Sulle confezioni della più nota marca di caffettiere italiana è ben specificato che non devono assolutamente essere lavate in lavatrice

Giovanni Gozzi
Giovanni Gozzi
1 Settembre 2020 19:58

Non ci sono limiti legali fissi per il trasferimento da stoviglie e packaging, perché entrano in gioco troppe variabili.
Il Reg. 1935/2004 dice ben altro, sapendo che esiste.

Mauro
Mauro
10 Settembre 2020 11:04

“I bambini assorbono poi alluminio dai vaccini”
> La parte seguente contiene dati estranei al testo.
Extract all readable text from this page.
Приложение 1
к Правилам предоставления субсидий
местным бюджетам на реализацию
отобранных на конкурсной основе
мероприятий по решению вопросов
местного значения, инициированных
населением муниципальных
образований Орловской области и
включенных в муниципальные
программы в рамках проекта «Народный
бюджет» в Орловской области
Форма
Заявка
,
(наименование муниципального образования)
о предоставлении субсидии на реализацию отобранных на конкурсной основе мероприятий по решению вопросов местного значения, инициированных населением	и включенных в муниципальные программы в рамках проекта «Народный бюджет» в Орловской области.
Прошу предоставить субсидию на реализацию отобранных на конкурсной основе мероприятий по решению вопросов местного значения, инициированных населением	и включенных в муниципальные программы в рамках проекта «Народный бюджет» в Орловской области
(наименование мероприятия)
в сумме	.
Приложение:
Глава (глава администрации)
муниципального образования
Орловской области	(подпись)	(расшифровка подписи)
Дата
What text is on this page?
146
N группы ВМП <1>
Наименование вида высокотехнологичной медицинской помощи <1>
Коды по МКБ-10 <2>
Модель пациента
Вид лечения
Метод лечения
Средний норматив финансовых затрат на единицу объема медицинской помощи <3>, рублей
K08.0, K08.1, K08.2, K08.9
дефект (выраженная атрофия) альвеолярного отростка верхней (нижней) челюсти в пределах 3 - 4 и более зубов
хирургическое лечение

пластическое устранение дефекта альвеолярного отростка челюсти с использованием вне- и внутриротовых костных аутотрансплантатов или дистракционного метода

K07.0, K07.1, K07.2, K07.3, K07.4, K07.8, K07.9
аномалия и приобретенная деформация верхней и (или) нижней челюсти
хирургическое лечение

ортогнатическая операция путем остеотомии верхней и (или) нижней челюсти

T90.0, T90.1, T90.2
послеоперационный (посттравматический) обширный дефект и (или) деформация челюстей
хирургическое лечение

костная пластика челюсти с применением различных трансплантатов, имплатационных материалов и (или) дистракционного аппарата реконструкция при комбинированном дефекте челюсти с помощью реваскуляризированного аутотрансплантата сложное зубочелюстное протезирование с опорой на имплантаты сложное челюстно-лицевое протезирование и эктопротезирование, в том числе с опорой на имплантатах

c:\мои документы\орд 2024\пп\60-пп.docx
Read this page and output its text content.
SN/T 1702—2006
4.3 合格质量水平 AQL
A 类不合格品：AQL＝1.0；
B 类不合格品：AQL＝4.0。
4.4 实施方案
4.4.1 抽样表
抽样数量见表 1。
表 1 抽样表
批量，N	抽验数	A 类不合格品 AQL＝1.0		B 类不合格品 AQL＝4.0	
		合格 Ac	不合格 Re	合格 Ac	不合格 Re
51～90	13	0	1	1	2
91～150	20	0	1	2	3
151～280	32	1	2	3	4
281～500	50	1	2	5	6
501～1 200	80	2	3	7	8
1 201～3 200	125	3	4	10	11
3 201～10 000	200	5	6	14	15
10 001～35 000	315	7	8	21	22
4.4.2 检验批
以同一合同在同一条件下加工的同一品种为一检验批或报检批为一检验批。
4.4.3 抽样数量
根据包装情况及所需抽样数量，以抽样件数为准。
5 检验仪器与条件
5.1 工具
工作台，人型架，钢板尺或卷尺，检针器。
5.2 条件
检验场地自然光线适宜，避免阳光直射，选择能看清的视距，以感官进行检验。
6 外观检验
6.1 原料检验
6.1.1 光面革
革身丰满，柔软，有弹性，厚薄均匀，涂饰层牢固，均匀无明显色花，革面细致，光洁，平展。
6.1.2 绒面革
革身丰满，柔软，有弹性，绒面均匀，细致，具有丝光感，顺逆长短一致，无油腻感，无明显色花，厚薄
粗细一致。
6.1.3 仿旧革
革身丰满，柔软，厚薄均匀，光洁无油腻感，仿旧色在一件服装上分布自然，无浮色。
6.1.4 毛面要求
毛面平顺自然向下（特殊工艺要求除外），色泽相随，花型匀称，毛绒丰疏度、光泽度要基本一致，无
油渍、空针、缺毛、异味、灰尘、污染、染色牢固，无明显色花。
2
Questo scivolone, a cui si aggrapperanno gli antivax, potevate evitarvelo in quanto l’alluminio non è presente nei vaccini contro polio, influenza, morbillo, rosolia, parotite, varicella, rotavirus.

Circa un millesimo di un grammo se ne trova nei vaccini contro tetano, difterite, pertosse, Hib, epatite A e B, pneumococco, meningococco, papillomavirus.

In soldoni, un bambino che si sottopone a tutte le vaccinazioni raccomandate nel primo anno di vita è esposto ad una quantità di sali di alluminio pari a pochi millesimi di grammo, quantità migliaia di volte inferiore a quelle che assume normalmente col cibo.

gianni
gianni
11 Settembre 2020 15:21

Entro nei commenti ripetendo le parole dell’articolo ” i bambini assorbono alluminio dai vaccini”
Premetto , per non spaventare il moderatore, che non sono un novax nella pratica , io e la mia famiglia siamo in regola con le punture ma rimango ugualmente fortemente critico nei confronti di questi coadiuvanti e affini dove i valori consentiti sono calcolati in maniera medioevale e molto approssimativa.
Quello che mi fa entrare nel discorso però è altro ed è condensato in questo link

https://www.ncbi.nlm.nih.gov/pmc/articles/PMC4318414/
Biopersistence and Brain Translocation of Aluminum Adjuvants of Vaccines
Romain Kroum Gherardi,1,* Housam Eidi,1 Guillemette Crépeaux,1 François Jerome Authier,1 and Josette Cadusseau1

Si tratterà pure di minime quantità di metallo ma io penso di aver capito che l’alluminio metallico puro e/o minerale all’interno del corpo umano segue un percorso e una destinazione e persistenza molto diversa da quello inglobato nei vegetali che ingeriamo con l’alimentazione.
Il primo caso consta di minore quantità ma molto più pericoloso del secondo, secondo me.
Dopo di che chiudo l’argomento , di vaccini al momento storico attuale è impossibile parlare liberamente e serenamente quindi meglio tacere e agire secondo la propria coscienza.